Wired Hoax


Scott linked to this Wired article on the old chain email about Bill Gates sending money to anyone who forwarded the email.  It is an interesting read about where that hoax originated.


But I had a good chuckle when I read the following:



On truthminers.com, mathematician Simon Nance calculated that in a mere three months of propagation, the email had put Microsoft, AOL, and Intel, individually or in combination, on the hook to owe 7.91 x 10111 dollars.


Goodness!  That sounds like a lot of money!

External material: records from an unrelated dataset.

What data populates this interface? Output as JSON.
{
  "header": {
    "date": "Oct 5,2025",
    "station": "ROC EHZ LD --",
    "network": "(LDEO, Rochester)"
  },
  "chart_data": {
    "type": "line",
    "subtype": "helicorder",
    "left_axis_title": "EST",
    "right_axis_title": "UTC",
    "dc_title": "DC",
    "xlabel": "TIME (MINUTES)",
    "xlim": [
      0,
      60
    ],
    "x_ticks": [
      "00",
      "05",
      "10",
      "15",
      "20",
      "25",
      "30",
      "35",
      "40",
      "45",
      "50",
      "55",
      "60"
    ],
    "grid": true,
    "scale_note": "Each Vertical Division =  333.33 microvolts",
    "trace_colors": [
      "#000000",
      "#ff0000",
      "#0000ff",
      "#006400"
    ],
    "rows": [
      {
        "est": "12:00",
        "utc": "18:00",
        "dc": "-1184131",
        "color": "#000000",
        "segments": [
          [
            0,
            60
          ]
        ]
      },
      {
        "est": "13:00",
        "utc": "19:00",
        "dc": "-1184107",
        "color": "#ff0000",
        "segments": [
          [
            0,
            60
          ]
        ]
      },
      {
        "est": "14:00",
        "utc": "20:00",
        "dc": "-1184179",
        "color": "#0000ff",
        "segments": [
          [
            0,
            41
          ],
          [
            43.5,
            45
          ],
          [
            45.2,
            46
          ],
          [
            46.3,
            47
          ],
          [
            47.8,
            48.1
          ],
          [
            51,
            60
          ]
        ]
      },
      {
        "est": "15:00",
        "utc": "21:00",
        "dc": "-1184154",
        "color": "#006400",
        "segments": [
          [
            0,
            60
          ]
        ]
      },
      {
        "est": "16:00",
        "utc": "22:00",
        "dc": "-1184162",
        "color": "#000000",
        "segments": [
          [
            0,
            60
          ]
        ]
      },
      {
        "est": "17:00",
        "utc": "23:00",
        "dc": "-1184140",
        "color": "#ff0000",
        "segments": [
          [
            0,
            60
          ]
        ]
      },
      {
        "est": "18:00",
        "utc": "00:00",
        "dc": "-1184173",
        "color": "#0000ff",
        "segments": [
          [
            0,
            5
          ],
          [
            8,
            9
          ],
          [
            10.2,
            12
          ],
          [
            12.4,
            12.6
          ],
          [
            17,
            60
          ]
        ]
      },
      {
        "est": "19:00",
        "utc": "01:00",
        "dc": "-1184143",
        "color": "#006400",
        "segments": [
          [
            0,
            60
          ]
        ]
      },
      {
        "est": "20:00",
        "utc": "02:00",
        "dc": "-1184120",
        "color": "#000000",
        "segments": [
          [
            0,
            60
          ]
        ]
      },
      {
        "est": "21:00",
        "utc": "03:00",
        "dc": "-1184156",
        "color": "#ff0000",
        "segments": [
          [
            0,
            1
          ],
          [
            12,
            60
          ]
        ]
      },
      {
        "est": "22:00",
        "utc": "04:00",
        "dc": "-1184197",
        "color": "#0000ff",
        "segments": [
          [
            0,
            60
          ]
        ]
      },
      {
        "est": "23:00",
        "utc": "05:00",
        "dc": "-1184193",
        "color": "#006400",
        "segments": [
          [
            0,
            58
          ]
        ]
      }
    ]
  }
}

Particularly when it is written as 7.91 x 10111.  That doesn’t sound nearly as impressive as $79,978.01.  But hey, that’s just in 3 months.  In a year that could add up to over $300,000.  That’s over $100,000 a piece for Msft, AOL and Intel.  In just over 37.5 centuries it could add up to what we just paid Sun a few months ago.


So I went and checked on truthminers.com to see what mathematician Simon Nance really said.  Hmmm.  The site has nothing to do with hoaxes, email or Simon Nance. You know, this has all the telltale signs…from the Internet and what seems like a reputable source…the added legitimacy of the title “mathematician”…a reference to a seemingly authoratative site (conveniently without a real link)…and a little mathematical mumbo jumbo….


It must be a hoax!


…or maybe their content publication system doesn’t support superscript. :-)


   -Matt

Comments (5)

  1. Roy J. Salisbury @ VsDevCentral says:

    Check out this link:

    http://www.truthminers.com/truth/bill_gates.htm

    Simon Nance is mentiond, but NOT the "7.91 x 10111"

  2. Zk says:

    awww… Roy beat me to it. I have the link my clipboard and everything. 😉

  3. Anonymous says:

    In the print copy of the article it is superscripted correctly, i.e. "7.91 x 10 ^ 111".